C'étaient les premiers mots qui atteignaient la conscience d'Angélique depuis le moment bouleversant où elle avait distingué en les traits des deux cavaliers que lui désignait Joffrey de Peyrac ceux, chéris, de ses fils tant pleurés.

– Il le savait, répéta-t-elle.

*****

Ainsi tout cela n'était pas un rêve. Il y avait des années que ses fils étaient vivants. Joffrey de Peyrac avait « repris » Cantor, accueilli et gardé Florimond, et pendant ce temps-là, elle, Angélique, devenait à moitié folle de chagrin. Son premier réflexe, en reprenant pied dans la réalité, fut dès lors celui d'une colère aveugle. Avant que Joffrey de Peyrac ait pu prévoir son geste, elle s'était relevée et marchant sur lui, elle le frappa au visage.
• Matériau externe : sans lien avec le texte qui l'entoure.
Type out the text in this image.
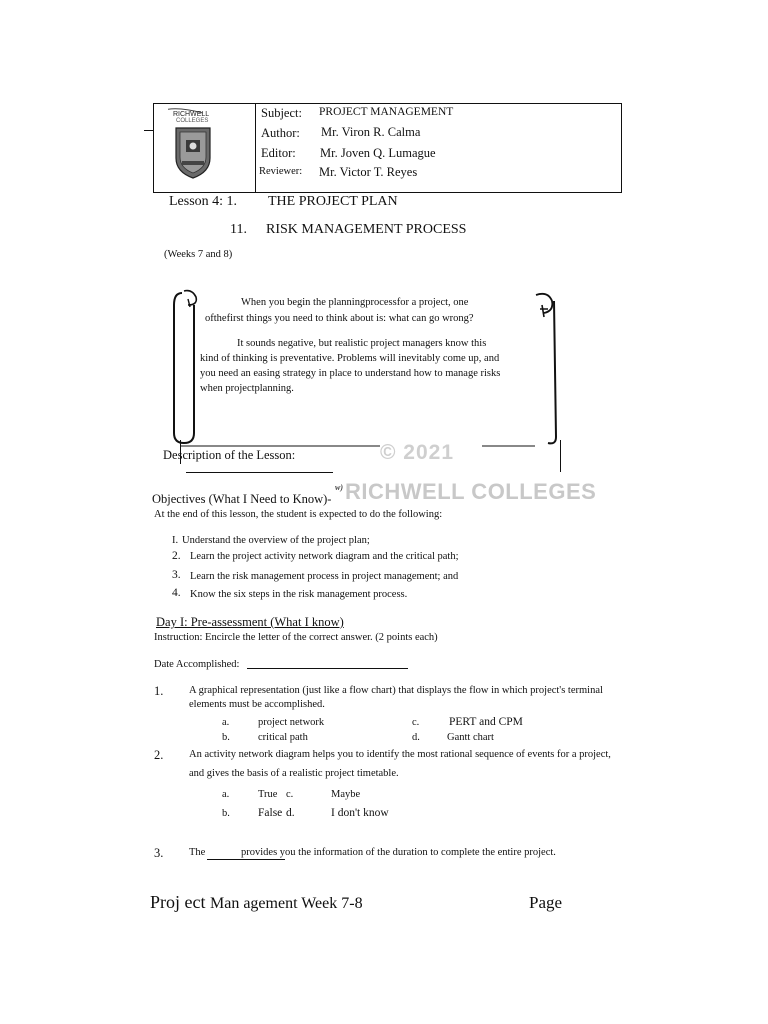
RICHWELL
COLLEGES
Subject: PROJECT MANAGEMENT
Author: Mr. Viron R. Calma
Editor: Mr. Joven Q. Lumague
Reviewer: Mr. Victor T. Reyes
Lesson 4: 1. THE PROJECT PLAN
11. RISK MANAGEMENT PROCESS
(Weeks 7 and 8)
When you begin the planningprocessfor a project, one
ofthefirst things you need to think about is: what can go wrong?
It sounds negative, but realistic project managers know this
kind of thinking is preventative. Problems will inevitably come up, and
you need an easing strategy in place to understand how to manage risks
when projectplanning.
Description of the Lesson:	© 2021
w) RICHWELL COLLEGES
Objectives (What I Need to Know)-
At the end of this lesson, the student is expected to do the following:
I. Understand the overview of the project plan;
2. Learn the project activity network diagram and the critical path;
3. Learn the risk management process in project management; and
4. Know the six steps in the risk management process.
Day I: Pre-assessment (What I know)
Instruction: Encircle the letter of the correct answer. (2 points each)
Date Accomplished:
1. A graphical representation (just like a flow chart) that displays the flow in which project's terminal
elements must be accomplished.
a.	project network	c.	PERT and CPM
b.	critical path	d.	Gantt chart
2. An activity network diagram helps you to identify the most rational sequence of events for a project,
and gives the basis of a realistic project timetable.
a.	True c.	Maybe
b. False d.	I don't know
3. The	provides you the information of the duration to complete the entire project.
Proj ect Man agement Week 7-8	Page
– Vous le saviez, vous le saviez, cria-t-elle comme folle de rage et de douleur, et vous ne m'avez rien dit. Vous m'avez laissé pleurer de désespoir, vous vous réjouissiez de mes souffrances. Vous êtes un monstre. Vous me haïssez.

« Vous ne m'avez rien dit, ni à La Rochelle, ni pendant la traversée... ni cette nuit, même pas cette nuit... Ah ! qu'ai-je fait en m'attachant à un homme aussi cruel, je ne veux plus vous voir...

Elle s'élançait. Il la retint et dut employer toute sa force pour la maintenir.

– Laissez-moi, hurlait Angélique en se débattant, jamais je ne vous pardonnerai, jamais... Maintenant je le sais, vous ne m'aimez pas... Vous ne m'avez jamais aimée... Lâchez-moi.